Drumset notation

Maybe a little offtopic: I know the team from Dorico is developing the Drumset notation. During the time I will ‘notate’ drumset on a staff that has no sound and for playback on staff that is hidden in the score.

Is there a standard for drum notation? Sometime I see the snare is (with the hi-hat) notated as ‘first voice’ and the bass as second. Sometimes I see the snare and the bass notated as second voice (beams to below).

There are many “standards” for drum notation. That fact may be the reason Dorico’s development team are taking time over it - they may be trying to cater to lots of different ways of doing it, like they did with chord symbols.

A significant proportion of drum notation uses upstems for hands and downstems for feet.

Very intersting discussion on the Facebook group https://www.facebook.com/groups/musicengravingtips/permalink/1783532201945664/

There’s been some guidelines from Norman Weinberg and PAS out there for a while:

http://www.normanweinberg.com/uploads/8/1/6/4/81640608/940506pn_guildines_for_drumset.pdf

https://www.amazon.com/GUIDE-DRUMSET-NOTATION-Norman-Weinberg/dp/0966492811

We are deep into the implementation of percussion notation, including drum set notation, at the moment. We are aware of three main conventions for the voicing of notes on a drum set/drum kit staff: one is to have kick and snare in one down-stem voice, and hi-hats/cymbals in another up-stem voice; another is to have kick in the down-stem voice and snare, hi-hats, cymbals etc. in the up-stem voice (the basic division there being “feet” in one voice and “hands” in another); and yet another is to use a single voice for everything.

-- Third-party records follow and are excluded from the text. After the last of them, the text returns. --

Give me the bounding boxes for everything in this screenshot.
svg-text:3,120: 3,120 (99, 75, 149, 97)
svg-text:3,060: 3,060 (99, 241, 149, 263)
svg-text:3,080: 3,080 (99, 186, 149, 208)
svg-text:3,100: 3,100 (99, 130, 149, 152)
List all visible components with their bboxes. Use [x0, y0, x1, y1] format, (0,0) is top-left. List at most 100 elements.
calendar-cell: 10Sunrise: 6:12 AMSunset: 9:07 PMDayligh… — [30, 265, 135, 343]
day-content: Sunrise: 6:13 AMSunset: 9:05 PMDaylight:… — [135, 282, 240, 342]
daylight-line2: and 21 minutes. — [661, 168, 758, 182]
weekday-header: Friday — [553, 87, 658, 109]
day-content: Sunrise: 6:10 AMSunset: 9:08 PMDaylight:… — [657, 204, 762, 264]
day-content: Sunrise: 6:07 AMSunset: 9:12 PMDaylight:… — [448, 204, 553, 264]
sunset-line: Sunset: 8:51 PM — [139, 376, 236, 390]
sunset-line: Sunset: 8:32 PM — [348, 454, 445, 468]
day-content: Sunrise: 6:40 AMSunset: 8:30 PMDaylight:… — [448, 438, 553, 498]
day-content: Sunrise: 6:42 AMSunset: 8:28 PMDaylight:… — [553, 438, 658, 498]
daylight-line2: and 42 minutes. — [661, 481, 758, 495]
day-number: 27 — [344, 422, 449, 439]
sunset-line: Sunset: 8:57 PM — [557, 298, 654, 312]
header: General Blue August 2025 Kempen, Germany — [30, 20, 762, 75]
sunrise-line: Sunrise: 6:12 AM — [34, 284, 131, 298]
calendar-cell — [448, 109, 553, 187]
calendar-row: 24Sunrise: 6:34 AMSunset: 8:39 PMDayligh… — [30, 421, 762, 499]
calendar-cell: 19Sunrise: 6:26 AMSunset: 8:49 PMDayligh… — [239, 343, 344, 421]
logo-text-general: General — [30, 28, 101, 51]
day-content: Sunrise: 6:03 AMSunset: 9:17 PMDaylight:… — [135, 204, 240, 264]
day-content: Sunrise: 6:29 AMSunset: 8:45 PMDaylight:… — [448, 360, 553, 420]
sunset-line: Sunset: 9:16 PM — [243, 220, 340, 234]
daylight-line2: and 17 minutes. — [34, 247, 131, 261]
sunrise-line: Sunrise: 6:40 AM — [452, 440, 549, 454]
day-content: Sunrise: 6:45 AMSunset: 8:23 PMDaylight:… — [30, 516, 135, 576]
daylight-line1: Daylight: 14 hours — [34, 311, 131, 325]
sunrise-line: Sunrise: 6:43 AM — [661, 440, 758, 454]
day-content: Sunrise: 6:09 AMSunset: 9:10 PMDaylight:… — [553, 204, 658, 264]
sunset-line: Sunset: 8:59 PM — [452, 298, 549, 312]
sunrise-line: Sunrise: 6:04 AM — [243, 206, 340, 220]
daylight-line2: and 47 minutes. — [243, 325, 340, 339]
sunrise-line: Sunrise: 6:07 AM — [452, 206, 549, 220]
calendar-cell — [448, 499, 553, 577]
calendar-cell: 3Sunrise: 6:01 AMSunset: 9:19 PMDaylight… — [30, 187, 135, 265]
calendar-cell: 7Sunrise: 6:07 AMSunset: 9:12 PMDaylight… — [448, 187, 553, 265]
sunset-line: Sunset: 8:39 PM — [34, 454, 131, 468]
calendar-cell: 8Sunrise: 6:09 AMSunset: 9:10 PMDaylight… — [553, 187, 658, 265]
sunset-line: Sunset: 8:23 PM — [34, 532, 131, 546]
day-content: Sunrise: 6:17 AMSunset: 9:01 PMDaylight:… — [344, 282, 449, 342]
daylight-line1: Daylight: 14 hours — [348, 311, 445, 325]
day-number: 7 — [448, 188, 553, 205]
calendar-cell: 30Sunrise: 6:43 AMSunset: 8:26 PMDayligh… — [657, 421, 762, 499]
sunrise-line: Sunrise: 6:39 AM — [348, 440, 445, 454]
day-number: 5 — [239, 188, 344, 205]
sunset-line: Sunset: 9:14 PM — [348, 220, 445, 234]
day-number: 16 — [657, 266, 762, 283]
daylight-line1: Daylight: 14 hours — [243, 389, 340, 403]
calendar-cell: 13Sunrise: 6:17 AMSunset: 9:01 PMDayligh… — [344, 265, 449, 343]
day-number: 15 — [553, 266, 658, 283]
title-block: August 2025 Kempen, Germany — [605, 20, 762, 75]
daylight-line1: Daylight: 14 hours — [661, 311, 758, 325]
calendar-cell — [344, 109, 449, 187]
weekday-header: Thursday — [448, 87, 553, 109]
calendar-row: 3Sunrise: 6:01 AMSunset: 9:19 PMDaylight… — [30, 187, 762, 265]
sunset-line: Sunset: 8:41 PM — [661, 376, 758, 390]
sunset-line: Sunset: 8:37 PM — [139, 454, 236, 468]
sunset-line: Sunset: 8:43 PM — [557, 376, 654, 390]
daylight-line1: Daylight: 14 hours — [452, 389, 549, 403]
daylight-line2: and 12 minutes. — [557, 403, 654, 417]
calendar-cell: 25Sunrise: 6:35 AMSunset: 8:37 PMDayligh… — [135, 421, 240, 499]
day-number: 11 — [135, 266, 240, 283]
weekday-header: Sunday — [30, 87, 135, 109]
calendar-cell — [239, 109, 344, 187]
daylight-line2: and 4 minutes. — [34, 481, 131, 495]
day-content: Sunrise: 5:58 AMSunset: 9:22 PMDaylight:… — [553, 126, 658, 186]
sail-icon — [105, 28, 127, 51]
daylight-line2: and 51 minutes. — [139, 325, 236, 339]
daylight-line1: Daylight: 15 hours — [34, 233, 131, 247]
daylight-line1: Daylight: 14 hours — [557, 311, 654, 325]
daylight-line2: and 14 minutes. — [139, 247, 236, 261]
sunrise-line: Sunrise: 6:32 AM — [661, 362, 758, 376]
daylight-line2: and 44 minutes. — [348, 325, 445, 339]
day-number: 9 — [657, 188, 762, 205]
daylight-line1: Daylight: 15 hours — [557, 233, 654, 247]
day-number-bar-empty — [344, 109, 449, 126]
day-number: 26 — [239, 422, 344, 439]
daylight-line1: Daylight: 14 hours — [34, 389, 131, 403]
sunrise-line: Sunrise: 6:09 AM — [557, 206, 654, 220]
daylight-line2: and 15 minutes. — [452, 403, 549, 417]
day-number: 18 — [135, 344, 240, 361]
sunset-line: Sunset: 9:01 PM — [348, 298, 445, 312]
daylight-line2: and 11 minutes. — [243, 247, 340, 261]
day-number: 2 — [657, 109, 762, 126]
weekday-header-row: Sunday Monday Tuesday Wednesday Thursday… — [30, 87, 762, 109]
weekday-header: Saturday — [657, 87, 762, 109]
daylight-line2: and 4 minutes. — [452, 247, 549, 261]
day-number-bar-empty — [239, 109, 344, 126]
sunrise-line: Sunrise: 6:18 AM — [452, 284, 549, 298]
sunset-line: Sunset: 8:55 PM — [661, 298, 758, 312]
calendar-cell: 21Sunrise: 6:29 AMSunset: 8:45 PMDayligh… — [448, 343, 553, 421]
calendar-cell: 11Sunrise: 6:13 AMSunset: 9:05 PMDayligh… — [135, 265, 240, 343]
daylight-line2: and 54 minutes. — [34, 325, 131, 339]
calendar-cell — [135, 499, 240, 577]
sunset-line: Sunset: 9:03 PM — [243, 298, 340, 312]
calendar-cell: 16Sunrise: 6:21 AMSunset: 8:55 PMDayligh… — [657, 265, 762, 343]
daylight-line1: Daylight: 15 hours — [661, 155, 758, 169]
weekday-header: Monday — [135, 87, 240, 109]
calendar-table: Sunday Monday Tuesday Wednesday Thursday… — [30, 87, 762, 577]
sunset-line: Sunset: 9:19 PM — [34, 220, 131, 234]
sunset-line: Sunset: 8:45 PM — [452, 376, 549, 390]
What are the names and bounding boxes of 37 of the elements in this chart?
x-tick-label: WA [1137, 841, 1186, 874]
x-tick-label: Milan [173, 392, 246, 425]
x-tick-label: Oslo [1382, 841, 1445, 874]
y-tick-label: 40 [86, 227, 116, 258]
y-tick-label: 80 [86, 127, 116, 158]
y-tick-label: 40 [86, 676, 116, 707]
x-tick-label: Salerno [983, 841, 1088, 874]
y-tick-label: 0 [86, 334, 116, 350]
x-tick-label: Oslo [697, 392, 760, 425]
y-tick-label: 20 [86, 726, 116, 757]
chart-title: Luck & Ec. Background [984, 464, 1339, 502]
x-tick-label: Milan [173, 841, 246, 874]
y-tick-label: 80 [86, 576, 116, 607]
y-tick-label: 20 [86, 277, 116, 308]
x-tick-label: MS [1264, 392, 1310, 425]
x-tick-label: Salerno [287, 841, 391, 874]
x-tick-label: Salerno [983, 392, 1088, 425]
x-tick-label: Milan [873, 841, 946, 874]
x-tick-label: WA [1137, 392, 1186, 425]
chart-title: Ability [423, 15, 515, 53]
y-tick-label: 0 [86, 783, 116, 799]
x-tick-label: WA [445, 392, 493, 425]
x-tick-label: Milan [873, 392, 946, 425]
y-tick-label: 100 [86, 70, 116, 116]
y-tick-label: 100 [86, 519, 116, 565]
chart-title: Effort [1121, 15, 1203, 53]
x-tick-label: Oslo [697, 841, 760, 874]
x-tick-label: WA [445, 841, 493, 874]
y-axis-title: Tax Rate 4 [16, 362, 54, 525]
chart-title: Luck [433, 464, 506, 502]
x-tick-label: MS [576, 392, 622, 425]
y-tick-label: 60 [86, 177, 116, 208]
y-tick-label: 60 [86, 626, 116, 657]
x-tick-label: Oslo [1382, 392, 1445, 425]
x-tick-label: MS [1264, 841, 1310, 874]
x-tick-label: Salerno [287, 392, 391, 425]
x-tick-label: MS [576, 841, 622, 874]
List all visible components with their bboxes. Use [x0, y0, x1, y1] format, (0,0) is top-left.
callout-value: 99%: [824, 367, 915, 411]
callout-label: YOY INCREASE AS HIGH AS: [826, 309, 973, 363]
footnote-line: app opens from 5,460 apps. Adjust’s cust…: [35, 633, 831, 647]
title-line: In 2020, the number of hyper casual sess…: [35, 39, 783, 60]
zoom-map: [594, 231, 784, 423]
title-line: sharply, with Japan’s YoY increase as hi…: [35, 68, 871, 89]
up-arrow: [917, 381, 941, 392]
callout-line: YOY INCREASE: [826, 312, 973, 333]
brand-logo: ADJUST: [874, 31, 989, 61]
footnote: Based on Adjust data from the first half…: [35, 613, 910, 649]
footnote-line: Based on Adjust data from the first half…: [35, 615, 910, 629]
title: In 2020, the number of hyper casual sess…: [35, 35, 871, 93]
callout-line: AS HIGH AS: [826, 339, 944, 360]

Dorico will make it easy to use any of these conventions – and indeed to create your own mapping between instruments in the kit, stem direction, and which other instruments should be grouped on the same stem (i.e. in the same voice) – and it will have a number of other clever tricks up its sleeve, too. I think we are on track to have the most powerful and flexible support for percussion of any scoring program.

I really am anxious to see this. Go Dorico!

This sounds really promising !

All sounding exciting… :slight_smile:

Was/is there time for the ‘dedicated tool for sticking indication’ to be included - mentioned briefly here:- https://www.steinberg.net/forums/viewtopic.php?p=655354#p655354

That sounds pretty good Daniel! Can you tell a little bit about open and closed hihat notation? And I really hope there is a good import and conversion for midi files. I’m working with Supior Drummer and EZDrummer.
For me it"s also important that I can copy the base part from a drumkit to a bass drum player alone.

And… I really hopes that it would be possible to make a library with drum patterns. A library like EZDrummer where I can put and save drum patterns that I often use. This is also possible when ‘midi clips’ can be inserted, but a library (toolbox) looks very handy to me.

Succes with the development of the drum-notation.

We won’t have any drum pattern library features in this first release, but you should be able to easily maintain a separate project containing your favourite drum patterns (e.g. as separate flows) so that you can copy and paste them into your current project.

In Dorico, because each percussion instrument (e.g. bass drum, snare drum, every tom-tom, every cymbal) is actually a separate instrument, it’s easy to copy the music from just one component of the kit to another instrument. In Layout Options, you would change the percussion presentation option from five-line staff to show individual instruments, which will make every instrument in the kit appear on its own individual single-line “staff”, at which point you can then copy and paste from that staff to another bass drum held by a different player.

As for MIDI and MusicXML import, we are doing the best that we can. With MIDI we assume that the instrument is using the General MIDI drum set, and then we import accordingly. With MusicXML, different applications export different amounts of percussion data, so the results can be variable. Again, the neat thing is that because each instrument is imported as an individual instrument and then combined together into a kit instrument, you can easily change a single instrument within a kit instrument, or change the staff position where that instrument appears in a five-line staff, etc., completely dynamically.

I’m loving these little bits you’re revealing. I can only hope that the implementation is running smoothly, and that it works just as well for those who want to engrave for multipercussion sets a bit more demanding than your usual drum set.